Today would have been Tom Ricketson, Anon’s son, my stepson’s, 40th birthday. He died in a fire in a nightclub in Siem Riep Cambodia in 2014 at the end of the his first big travel adventure. In the images above from 1999, 17 year old Tom is on his way to his school formal in his dad’s dinner suit. An exceedingly handsome young man.
This from Joan Didion’s book ” The Year of Magical Thinking”, the book she wrote after the sudden death of her husband John Gregory Dunne
Grief turns out to be a place none of us know until we reach it. We anticipate (we know) that someone close to us could die, but we do not look beyond the few days or weeks that immediately follow such an imagined death. We misconstrue the nature of even those few days or weeks. We might expect if the death is sudden to feel shock. We do not expect this shock to be obliterative, dislocating to both body and mind. We might expect that we will be prostrate, inconsolable, crazy with loss. We do not expect to be literally crazy, cool customers who believe that their husband is about to return and need his shoes. In the version of grief we imagine, the model will be “healing”. A certain forward movement will prevail. The worst days will be the earliest days.
We imagine that the moment to most severely test us will be the funeral, after which this hypothetical healing will take place. When we anticipate the funeral we wonder about failing “to get through it”rise to the occasion, exhibit the “strength” that invariably gets mentioned as the correct response to death.
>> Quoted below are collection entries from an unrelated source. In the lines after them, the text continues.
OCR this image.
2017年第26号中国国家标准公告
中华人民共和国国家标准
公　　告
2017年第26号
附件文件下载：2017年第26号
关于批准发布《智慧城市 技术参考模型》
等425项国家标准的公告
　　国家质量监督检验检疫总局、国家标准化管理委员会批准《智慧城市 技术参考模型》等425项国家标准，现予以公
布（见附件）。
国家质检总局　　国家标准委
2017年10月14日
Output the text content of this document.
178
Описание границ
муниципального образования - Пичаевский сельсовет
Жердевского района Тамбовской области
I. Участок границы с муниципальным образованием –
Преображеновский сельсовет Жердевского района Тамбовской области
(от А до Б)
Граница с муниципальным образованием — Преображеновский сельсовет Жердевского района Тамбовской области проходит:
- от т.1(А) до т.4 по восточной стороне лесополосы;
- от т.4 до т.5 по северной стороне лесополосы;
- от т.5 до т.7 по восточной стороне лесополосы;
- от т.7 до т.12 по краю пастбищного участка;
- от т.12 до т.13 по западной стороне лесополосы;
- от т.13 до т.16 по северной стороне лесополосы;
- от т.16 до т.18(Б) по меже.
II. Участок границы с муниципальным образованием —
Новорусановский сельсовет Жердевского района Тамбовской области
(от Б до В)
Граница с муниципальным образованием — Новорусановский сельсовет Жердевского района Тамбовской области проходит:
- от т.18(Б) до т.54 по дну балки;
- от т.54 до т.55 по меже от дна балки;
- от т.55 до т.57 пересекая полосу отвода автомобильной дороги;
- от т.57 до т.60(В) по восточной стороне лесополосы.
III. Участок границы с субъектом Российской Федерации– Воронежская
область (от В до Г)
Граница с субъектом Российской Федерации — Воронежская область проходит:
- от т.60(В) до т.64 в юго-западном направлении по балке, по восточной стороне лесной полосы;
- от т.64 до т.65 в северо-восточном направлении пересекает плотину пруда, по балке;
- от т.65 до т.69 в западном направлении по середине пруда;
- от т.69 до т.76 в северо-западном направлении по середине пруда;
We anticipate needing to steel ourselves for the moment: will I be able to greet people, will I be able to leave the scene, will I be able even to get dressed that day?
We have no way of knowing that this will not be the issue. We have no way of knowing that the funeral itself will be anodyne, a kind of narcotic regression in which we are wrapped in the care of others and the gravity and meaning of the occasion. Nor can we know ahead of the fact ( and here lies the heart of the difference between grief as we imagine it and grief as it is) the unending absence that follows, the void, the very opposite of meaning, the relentless succession of moments during which we will confront the experience meaninglessness itself.